Table 1. Clinical, demographic, and outcome data between hemodynamic phenotypes at each time point.
Hemodynamic phenotypes were delineated via a standardized algorithm seen in Figure 1. Data are expressed as the mean (standard deviation) except where indicated. Blank/shaded columns indicate no TNEs fit into that phenotype at that time point. Statistical analysis via Kruskal-Willis for the <24 hour, 24-72 hours, and pre-operative time point and Mann-Whitney for the post-operative time point was utilized for continuous variables and Fisher's exact test was utilized for categorical variables. P < 0.05 was considered statistically significant. a,b denote statistical significance between matched subgroups by Dunn's multiple comparisons test. PH, pulmonary hypertension, TNE, targeted neonatal echocardiography; VIS, vasoactive inotrope score; iNO, inhaled nitric oxide; PGE, prostaglandin infusion; PDA, patent ductus arteriosus; ECLS, extracorporeal life support.

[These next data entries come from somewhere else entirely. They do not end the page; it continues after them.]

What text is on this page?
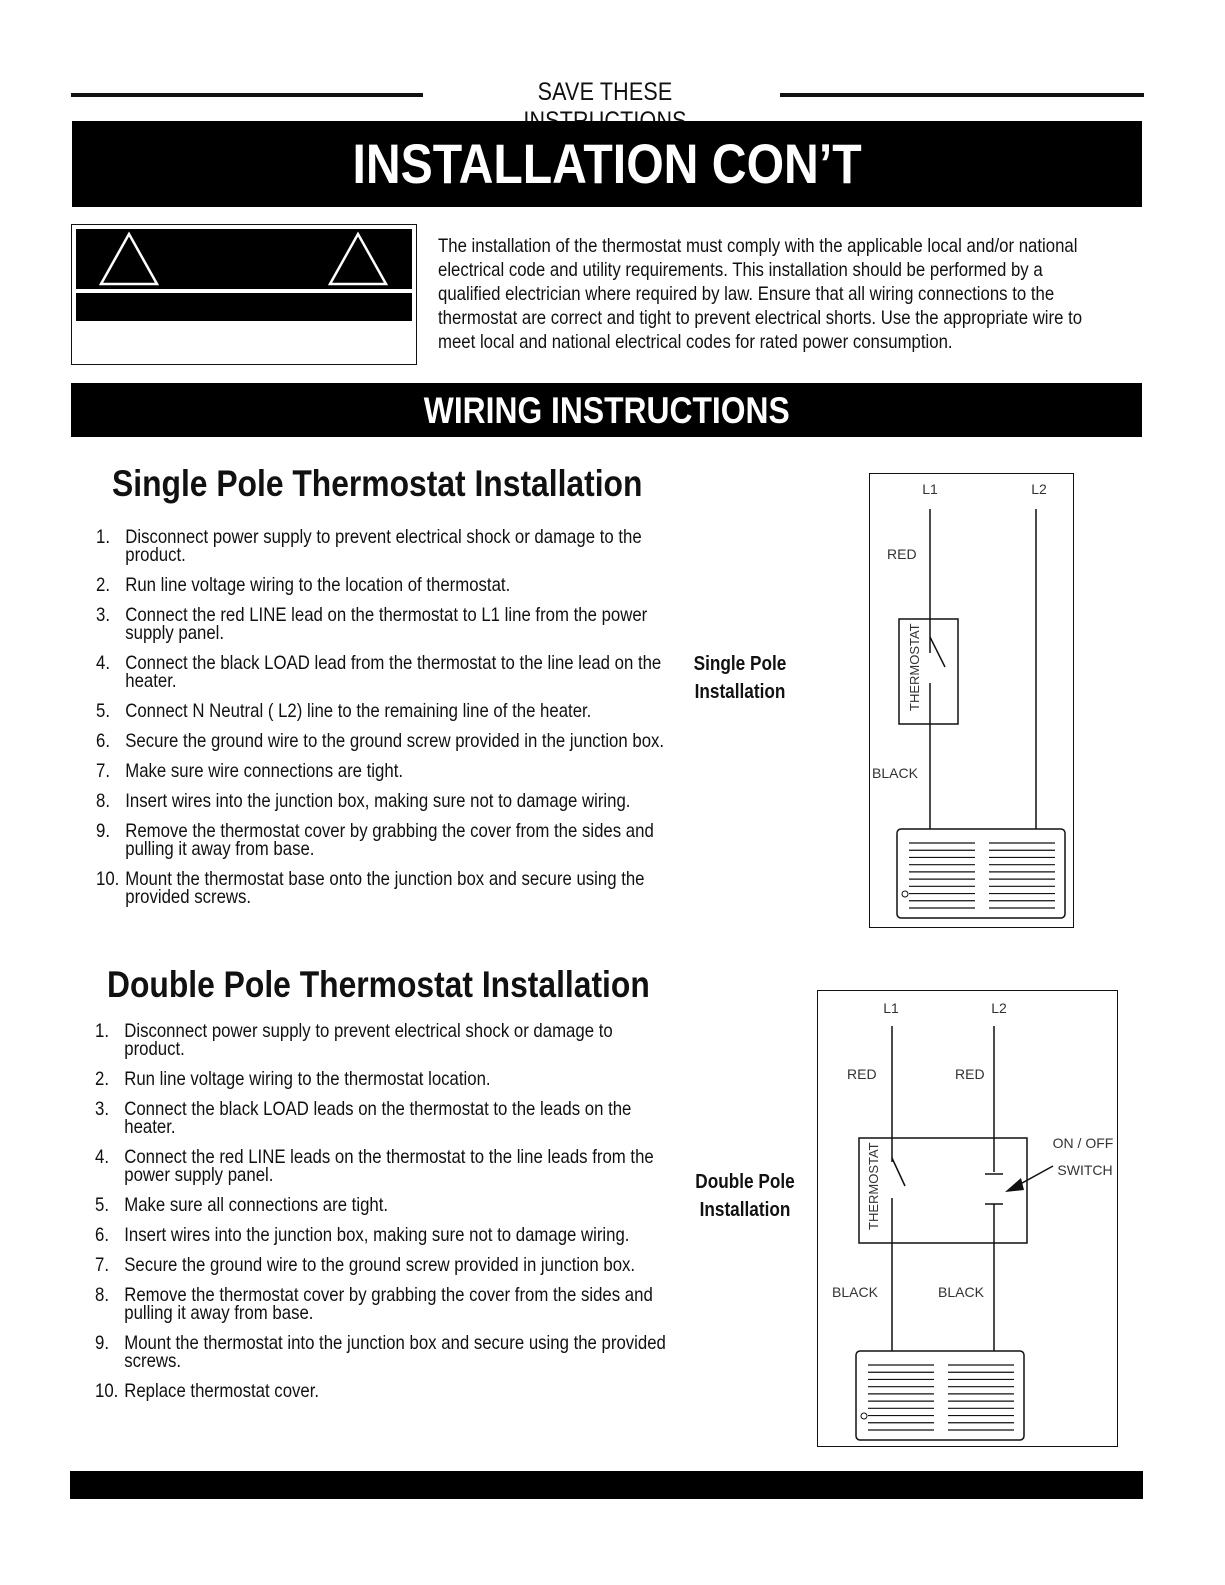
SAVE THESE
INSTALLATION CON’T
The installation of the thermostat must comply with the applicable local and/or national electrical code and utility requirements. This installation should be performed by a qualified electrician where required by law. Ensure that all wiring connections to the thermostat are correct and tight to prevent electrical shorts. Use the appropriate wire to meet local and national electrical codes for rated power consumption.
WIRING INSTRUCTIONS
Single Pole Thermostat Installation
1. Disconnect power supply to prevent electrical shock or damage to the product.
2. Run line voltage wiring to the location of thermostat.
3. Connect the red LINE lead on the thermostat to L1 line from the power supply panel.
4. Connect the black LOAD lead from the thermostat to the line lead on the heater.
5. Connect N Neutral ( L2) line to the remaining line of the heater.
6. Secure the ground wire to the ground screw provided in the junction box.
7. Make sure wire connections are tight.
8. Insert wires into the junction box, making sure not to damage wiring.
9. Remove the thermostat cover by grabbing the cover from the sides and pulling it away from base.
10. Mount the thermostat base onto the junction box and secure using the provided screws.
Single Pole
Installation
L1	L2
RED
THERMOSTAT
BLACK
Double Pole Thermostat Installation
1. Disconnect power supply to prevent electrical shock or damage to product.
2. Run line voltage wiring to the thermostat location.
3. Connect the black LOAD leads on the thermostat to the leads on the heater.
4. Connect the red LINE leads on the thermostat to the line leads from the power supply panel.
5. Make sure all connections are tight.
6. Insert wires into the junction box, making sure not to damage wiring.
7. Secure the ground wire to the ground screw provided in junction box.
8. Remove the thermostat cover by grabbing the cover from the sides and pulling it away from base.
9. Mount the thermostat into the junction box and secure using the provided screws.
10. Replace thermostat cover.
Double Pole
Installation
L1	L2
RED	RED
THERMOSTAT	ON / OFF
SWITCH
BLACK	BLACK
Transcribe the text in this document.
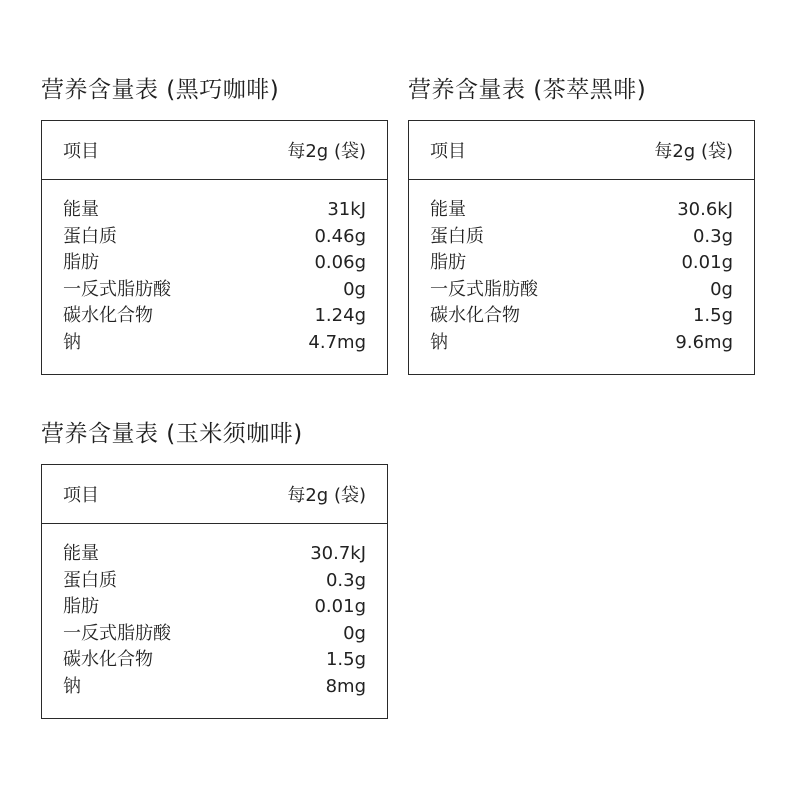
营养含量表 (黑巧咖啡)
项目	每2g (袋)
能量	31kJ
蛋白质	0.46g
脂肪	0.06g
一反式脂肪酸	0g
碳水化合物	1.24g
钠	4.7mg
营养含量表 (茶萃黑啡)
项目	每2g (袋)
能量	30.6kJ
蛋白质	0.3g
脂肪	0.01g
一反式脂肪酸	0g
碳水化合物	1.5g
钠	9.6mg
营养含量表 (玉米须咖啡)
项目	每2g (袋)
能量	30.7kJ
蛋白质	0.3g
脂肪	0.01g
一反式脂肪酸	0g
碳水化合物	1.5g
钠	8mg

Table 2. Clinical outcomes between neonates with congenital diaphragmatic hernia (CDH) who did or did not develop at least one period of a flow-mediated or mixed pulmonary hypertension (PH) phenotype.
Hemodynamic phenotypes were delineated via a standardized algorithm seen in Figure 1. Data are presented as the mean (standard deviation) unless otherwise indicated. PH, pulmonary hypertension; ECLS, extracorporeal life support. Statistical analysis via Mann-Whitney test. P < 0.05 considered statistically significant.